Robust Sequential DeepFake Detection
Rui Shao, Tianxing Wu, Ziwei Liu
TL;DR
This work reframes deepfake detection as Detecting Sequential DeepFake Manipulation (Seq-DeepFake), where the goal is to predict a sequence of facial manipulations rather than a binary Real/Fake label. It introduces the Seq-DeepFake and Seq-DeepFake-P datasets with annotations for manipulation sequences and perturbations, enabling image-to-sequence modeling. The proposed SeqFakeFormer transformer combines an Image Encoder for spatial relation extraction with a Sequence Decoder guided by Spatially Enhanced Cross-Attention to detect manipulation sequences; SeqFakeFormer++ adds Image-Sequence Reasoning (ISC and ISM) for robustness under perturbations via contrastive learning and cross-modal matching.
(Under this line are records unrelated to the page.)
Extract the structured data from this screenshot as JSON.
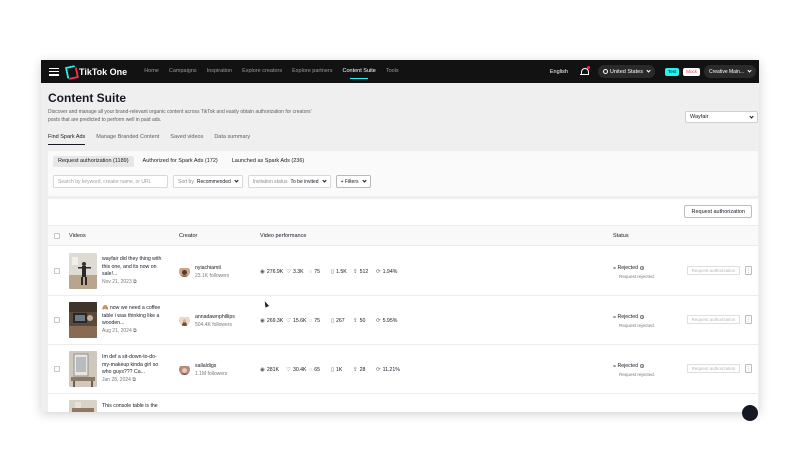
{
  "topnav": {
    "brand": "TikTok One",
    "items": [
      {
        "label": "Home"
      },
      {
        "label": "Campaigns"
      },
      {
        "label": "Inspiration"
      },
      {
        "label": "Explore creators"
      },
      {
        "label": "Explore partners"
      },
      {
        "label": "Content Suite",
        "active": true
      },
      {
        "label": "Tools"
      }
    ],
    "language": "English",
    "region": "United States",
    "test_label": "Test",
    "mock_label": "Mock",
    "account": "Creative Main..."
  },
  "header": {
    "title": "Content Suite",
    "description": "Discover and manage all your brand-relevant organic content across TikTok and easily obtain authorization for creators' posts that are predicted to perform well in paid ads.",
    "brand_select": "Wayfair"
  },
  "subtabs": [
    {
      "label": "Find Spark Ads",
      "active": true
    },
    {
      "label": "Manage Branded Content"
    },
    {
      "label": "Saved videos"
    },
    {
      "label": "Data summary"
    }
  ],
  "request_tabs": [
    {
      "label": "Request authorization (1189)",
      "active": true
    },
    {
      "label": "Authorized for Spark Ads (172)"
    },
    {
      "label": "Launched as Spark Ads (236)"
    }
  ],
  "filters": {
    "search_placeholder": "Search by keyword, creator name, or URL",
    "sort_label": "Sort by",
    "sort_value": "Recommended",
    "invite_label": "Invitation status",
    "invite_value": "To be invited",
    "filters_button": "+ Filters"
  },
  "table": {
    "request_button": "Request authorization",
    "columns": {
      "videos": "Videos",
      "creator": "Creator",
      "performance": "Video performance",
      "status": "Status"
    },
    "rows": [
      {
        "caption": "wayfair did they thing with this one, and its now on sale!...",
        "date": "Nov 21, 2023",
        "creator": "nyiachiamti",
        "followers": "23.1K followers",
        "views": "276.9K",
        "likes": "3.3K",
        "comments": "75",
        "saves": "1.5K",
        "shares": "512",
        "rate": "1.94%",
        "status": "Rejected",
        "status_sub": "Request rejected.",
        "action": "Request authorization"
      },
      {
        "caption": "🙈 now we need a coffee table i was thinking like a wooden...",
        "date": "Aug 21, 2024",
        "creator": "annadawnphillips",
        "followers": "504.4K followers",
        "views": "269.3K",
        "likes": "15.6K",
        "comments": "75",
        "saves": "267",
        "shares": "50",
        "rate": "5.95%",
        "status": "Rejected",
        "status_sub": "Request rejected.",
        "action": "Request authorization"
      },
      {
        "caption": "Im def a sit-down-to-do-my-makeup kinda girl so who guys??? Ca...",
        "date": "Jan 28, 2024",
        "creator": "sallaldigs",
        "followers": "1.1M followers",
        "views": "281K",
        "likes": "30.4K",
        "comments": "65",
        "saves": "1K",
        "shares": "28",
        "rate": "11.21%",
        "status": "Rejected",
        "status_sub": "Request rejected.",
        "action": "Request authorization"
      },
      {
        "caption": "This console table is the"
      }
    ]
  },
  "colors": {
    "topbar": "#121212",
    "accent_cyan": "#25f4ee",
    "accent_red": "#fe2c55"
  }
}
Experiments show SeqFakeFormer and SeqFakeFormer++ outperform strong baselines on both clean and perturbed data and enable face-recovery by inverting detected sequences, highlighting practical forensic value in modeling sequential manipulation traces. Overall, the work advances deepfake detection by treating sequential manipulations as a structured prediction problem and provides datasets and models to support robust forensic analysis in real-world scenarios.
Abstract
Since photorealistic faces can be readily generated by facial manipulation technologies nowadays, potential malicious abuse of these technologies has drawn great concerns. Numerous deepfake detection methods are thus proposed. However, existing methods only focus on detecting one-step facial manipulation. As the emergence of easy-accessible facial editing applications, people can easily manipulate facial components using multi-step operations in a sequential manner. This new threat requires us to detect a sequence of facial manipulations, which is vital for both detecting deepfake media and recovering original faces afterwards. Motivated by this observation, we emphasize the need and propose a novel research problem called Detecting Sequential DeepFake Manipulation (Seq-DeepFake). Unlike the existing deepfake detection task only demanding a binary label prediction, detecting Seq-DeepFake manipulation requires correctly predicting a sequential vector of facial manipulation operations. To support a large-scale investigation, we construct the first Seq-DeepFake dataset, where face images are manipulated sequentially with corresponding annotations of sequential facial manipulation vectors. Based on this new dataset, we cast detecting Seq-DeepFake manipulation as a specific image-to-sequence task and propose a concise yet effective Seq-DeepFake Transformer (SeqFakeFormer). To better reflect real-world deepfake data distributions, we further apply various perturbations on the original Seq-DeepFake dataset and construct the more challenging Sequential DeepFake dataset with perturbations (Seq-DeepFake-P). To exploit deeper correlation between images and sequences when facing Seq-DeepFake-P, a dedicated Seq-DeepFake Transformer with Image-Sequence Reasoning (SeqFakeFormer++) is devised, which builds stronger correspondence between image-sequence pairs for more robust Seq-DeepFake detection.